Usted puede pensar que hacer preguntas y conseguir que alguien hable significa que ya está a mitad de camino de cerrar su venta, después de todo, usted no está hablando, ¿verdad? No, no es así. Las necesidades de los clientes no son todas iguales; es probable que haya algunos requerimientos que sean mucho más importantes que otros.

Nuestra investigación encontró que 61 por ciento de los tomadores de decisiones de negocios creen que hacer preguntas es importante, pero solamente el 25 por ciento experimentó esto la última vez que les estaban vendiendo. Pero no sólo los vendedores no hacen suficientes preguntas, no están haciendo las preguntas correctas que extraen el tipo correcto de información para hacer una venta.

Los vendedores exitosos utilizan un modelo de preguntas de cuatro etapas para obtener esta información:

  1. Preguntas de Situación, que reúnen antecedentes y el contexto de la venta
  2. Preguntas de Problemas, que exploran las insatisfacciones y preocupaciones del cliente
  3. Preguntas de Implicación, que desarrollan problemas aparentemente aislados examinando sus efectos sobre el negocio del cliente
  4. Preguntas de Necesidad de Solución, que invitan al cliente a explorar los beneficios de resolver sus problemas y, habiendo hecho esto, expresar Necesidades Explícitas para una solución.

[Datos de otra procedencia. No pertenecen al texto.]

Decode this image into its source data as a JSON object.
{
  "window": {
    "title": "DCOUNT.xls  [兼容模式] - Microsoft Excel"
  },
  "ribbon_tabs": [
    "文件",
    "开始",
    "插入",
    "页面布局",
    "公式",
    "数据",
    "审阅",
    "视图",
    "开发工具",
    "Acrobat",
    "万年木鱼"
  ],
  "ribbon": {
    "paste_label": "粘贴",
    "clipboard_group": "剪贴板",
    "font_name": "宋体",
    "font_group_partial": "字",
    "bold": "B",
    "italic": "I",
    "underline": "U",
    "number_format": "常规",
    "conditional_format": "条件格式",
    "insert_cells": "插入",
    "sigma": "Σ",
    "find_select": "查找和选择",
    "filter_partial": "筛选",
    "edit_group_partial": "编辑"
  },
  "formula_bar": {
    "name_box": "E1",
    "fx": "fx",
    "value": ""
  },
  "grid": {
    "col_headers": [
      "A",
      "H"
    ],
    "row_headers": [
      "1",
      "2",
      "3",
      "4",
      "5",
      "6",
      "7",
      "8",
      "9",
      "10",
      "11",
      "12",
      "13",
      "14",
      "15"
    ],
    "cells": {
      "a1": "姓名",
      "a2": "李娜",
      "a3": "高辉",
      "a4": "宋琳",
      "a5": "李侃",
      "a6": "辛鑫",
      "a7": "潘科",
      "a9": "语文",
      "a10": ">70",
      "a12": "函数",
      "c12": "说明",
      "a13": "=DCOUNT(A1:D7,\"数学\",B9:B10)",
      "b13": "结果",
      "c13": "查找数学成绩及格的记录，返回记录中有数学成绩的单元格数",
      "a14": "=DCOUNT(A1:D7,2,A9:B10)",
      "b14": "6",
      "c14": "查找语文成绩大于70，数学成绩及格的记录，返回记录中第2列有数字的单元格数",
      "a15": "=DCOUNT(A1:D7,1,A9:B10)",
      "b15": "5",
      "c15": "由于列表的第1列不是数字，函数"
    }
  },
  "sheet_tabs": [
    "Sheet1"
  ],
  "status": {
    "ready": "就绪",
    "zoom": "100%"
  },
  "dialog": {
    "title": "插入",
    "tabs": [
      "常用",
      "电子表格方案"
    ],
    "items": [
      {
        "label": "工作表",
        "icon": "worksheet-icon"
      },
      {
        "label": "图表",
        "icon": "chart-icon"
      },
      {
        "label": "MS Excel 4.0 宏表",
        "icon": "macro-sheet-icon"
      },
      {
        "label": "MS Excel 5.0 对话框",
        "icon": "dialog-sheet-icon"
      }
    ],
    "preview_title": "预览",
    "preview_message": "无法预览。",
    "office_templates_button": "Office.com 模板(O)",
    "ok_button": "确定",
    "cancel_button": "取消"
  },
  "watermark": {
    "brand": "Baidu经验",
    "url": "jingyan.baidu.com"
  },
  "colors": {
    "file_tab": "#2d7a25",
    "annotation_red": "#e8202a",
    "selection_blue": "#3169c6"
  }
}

Haga una contra-propuesta rápida

La venta va bien y usted ha llegado a la etapa de negociación. En ventas complejas a negocios, esto puede ser un esfuerzo importante y por lo general tiene que ser dar y tomar de cada lado para alcanzar una solución de acuerdo mutuo – usted no está buscando ‘ganarle’ a su cliente.

Nuestra investigación global sobre negociación en ventas encontró que los negociadores habilidosos hacen contra-propuestas en la mitad de los casos, en comparación con los negociadores promedio.

Hacer una contra-propuesta inmediata es como decir: “No lo estoy escuchando. Tengo objetivos que cumplir y me estoy apegando a ellos”. En vez de hacer esto, usted debe explorar las razones subyacentes por las que la propuesta inicial era inaceptable para el cliente y que podrían encontrar de valor en ella.

Puede ser sorprendente para algunos cuanta ciencia se puede aplicar a las ventas, pero realmente se trata de utilizar los comportamientos verbales correctos y aplicarlos de forma apropiada. Los vendedores de éxito son aquellos que rigurosamente exploran y exponen las necesidades de sus clientes y construyen el valor que su producto o servicio entrega al satisfacer esas necesidades.